Imagine that you are on vacation for 2 weeks and no one on the team can do manual testing or run automated tests, what do they do? Don’t they deliver any increment to clients/users because the tester is not there? And if we resign and we are the only tester on the team… aren’t there releases until a new tester joins the team, adapts to the company/process, and gains enough knowledge about the product to be able to actively contribute?

Definitely NO! It is not the process we want to implement in any team/project/organization. We cannot become a bottleneck, especially if we work in a startup or agile team in which we want to deliver changes to our clients and users as soon as possible and receive feedback as soon as possible.

 

¿How do we achieve that everyone gets involved in testing?

The whole team must know how, when, and what we test. And the entire team should participate in that process (of deciding which tests are applied). What types of tests do we do? Who implements and designs them? How often do we run them?

Documentation is important, always have the cases, scenarios, test plan, and strategy updated. If you are away for 2 weeks and you have to release… do the developers/product people on your team have access to your test case management tools to consult the test cases (in which you describe how to test each case: preconditions, action, and expected result)? Do you leave a suite with the tests that must be run to verify that we can confidently release this new version of the product/service to clients/users? The rest of the team must know what to look for and where they can run the tests.

Now imagine something even better: You managed to create/update all the necessary test cases for the tickets/stories/requirements in the current sprint when the tickets were still in To Do or In Progress, and the developer can see the test cases (linked in the ticket) and can run those tests locally (before uploading their changes and requesting a Code Review and before they reach Testing). If you achieve this, believe me, you will be able to reduce a lot of the errors found while testing. If we find an error, it would be a case that we did not contemplate at the beginning or, a case with a very low probability of occurrence or, very low severity, and the process will improve for the entire team.

Imagine that we have an emergency release (not ideal but sometimes happens), and we have only 2 hours to test and the regression suite (which we run manually) takes 2 days to be run (by a single person); if you have well-documented cases/scenarios, we can split the tests/ scenarios between all team members (prioritizing the most important ones) and thus in 2 hours we can go to production (because we all care equally about quality and we provide everyone the resources needed to collaborate in Testing).

If we have automated suites, we can run them frequently (not just when we’re in the middle of a release), maybe once a day, and we can quickly capture if we broke something in the release or if an API stopped working at any time, if the system It is very slow, and also, many more scenarios.

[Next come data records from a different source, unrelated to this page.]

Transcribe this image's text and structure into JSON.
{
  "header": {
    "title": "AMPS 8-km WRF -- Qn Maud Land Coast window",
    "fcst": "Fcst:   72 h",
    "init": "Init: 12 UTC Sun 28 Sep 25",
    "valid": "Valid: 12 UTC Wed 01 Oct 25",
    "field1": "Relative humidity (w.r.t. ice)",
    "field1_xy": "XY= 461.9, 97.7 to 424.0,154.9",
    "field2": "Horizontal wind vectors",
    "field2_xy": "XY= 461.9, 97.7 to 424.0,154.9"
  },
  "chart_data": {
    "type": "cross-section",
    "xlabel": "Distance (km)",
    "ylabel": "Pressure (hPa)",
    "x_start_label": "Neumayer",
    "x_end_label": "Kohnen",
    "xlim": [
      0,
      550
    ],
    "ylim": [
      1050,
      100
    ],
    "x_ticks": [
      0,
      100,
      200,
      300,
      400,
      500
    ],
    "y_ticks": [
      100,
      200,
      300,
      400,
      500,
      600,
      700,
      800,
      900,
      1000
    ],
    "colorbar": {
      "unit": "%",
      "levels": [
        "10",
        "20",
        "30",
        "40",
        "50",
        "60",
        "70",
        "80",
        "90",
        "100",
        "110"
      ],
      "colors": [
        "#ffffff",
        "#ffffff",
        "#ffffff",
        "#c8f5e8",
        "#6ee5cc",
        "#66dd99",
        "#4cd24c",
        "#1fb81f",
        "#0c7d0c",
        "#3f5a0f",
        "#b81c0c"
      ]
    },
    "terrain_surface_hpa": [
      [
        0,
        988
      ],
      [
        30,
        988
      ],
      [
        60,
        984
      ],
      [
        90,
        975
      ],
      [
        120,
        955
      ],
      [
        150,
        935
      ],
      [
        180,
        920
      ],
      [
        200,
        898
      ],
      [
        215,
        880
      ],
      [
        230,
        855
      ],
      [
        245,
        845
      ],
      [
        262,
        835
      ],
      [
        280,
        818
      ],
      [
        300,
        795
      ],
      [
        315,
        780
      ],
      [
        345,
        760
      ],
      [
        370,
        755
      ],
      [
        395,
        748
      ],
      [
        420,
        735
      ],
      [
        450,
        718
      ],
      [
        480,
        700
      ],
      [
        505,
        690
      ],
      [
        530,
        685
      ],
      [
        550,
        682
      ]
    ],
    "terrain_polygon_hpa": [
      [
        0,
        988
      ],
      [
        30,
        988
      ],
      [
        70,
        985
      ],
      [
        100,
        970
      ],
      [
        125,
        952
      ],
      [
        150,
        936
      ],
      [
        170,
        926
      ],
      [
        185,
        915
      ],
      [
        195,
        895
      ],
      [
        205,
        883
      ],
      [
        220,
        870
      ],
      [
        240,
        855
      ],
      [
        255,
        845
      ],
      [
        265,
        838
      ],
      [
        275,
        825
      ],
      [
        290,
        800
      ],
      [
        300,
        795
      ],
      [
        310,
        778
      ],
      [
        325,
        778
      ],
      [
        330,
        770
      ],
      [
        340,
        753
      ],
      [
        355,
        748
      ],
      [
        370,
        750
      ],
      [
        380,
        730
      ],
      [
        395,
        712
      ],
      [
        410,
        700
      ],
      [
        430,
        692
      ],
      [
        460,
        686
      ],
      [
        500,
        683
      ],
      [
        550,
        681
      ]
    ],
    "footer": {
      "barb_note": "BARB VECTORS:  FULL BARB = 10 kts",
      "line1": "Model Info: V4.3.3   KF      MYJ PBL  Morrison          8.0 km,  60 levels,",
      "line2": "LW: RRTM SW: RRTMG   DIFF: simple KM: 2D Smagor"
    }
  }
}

Involving other team members also helps everyone better understand why we don’t complete the regression in 15 minutes and that we are not just waiting for features to be ready to be tested. There is a lot behind testing: planning, documenting, searching for information, writing tests, generating reports, and being prepared at all times. And if we add these actions that I described before, we are going to become a team that moves faster without sacrificing quality and I assure you that we can do it if we give our teams the right tools and resources.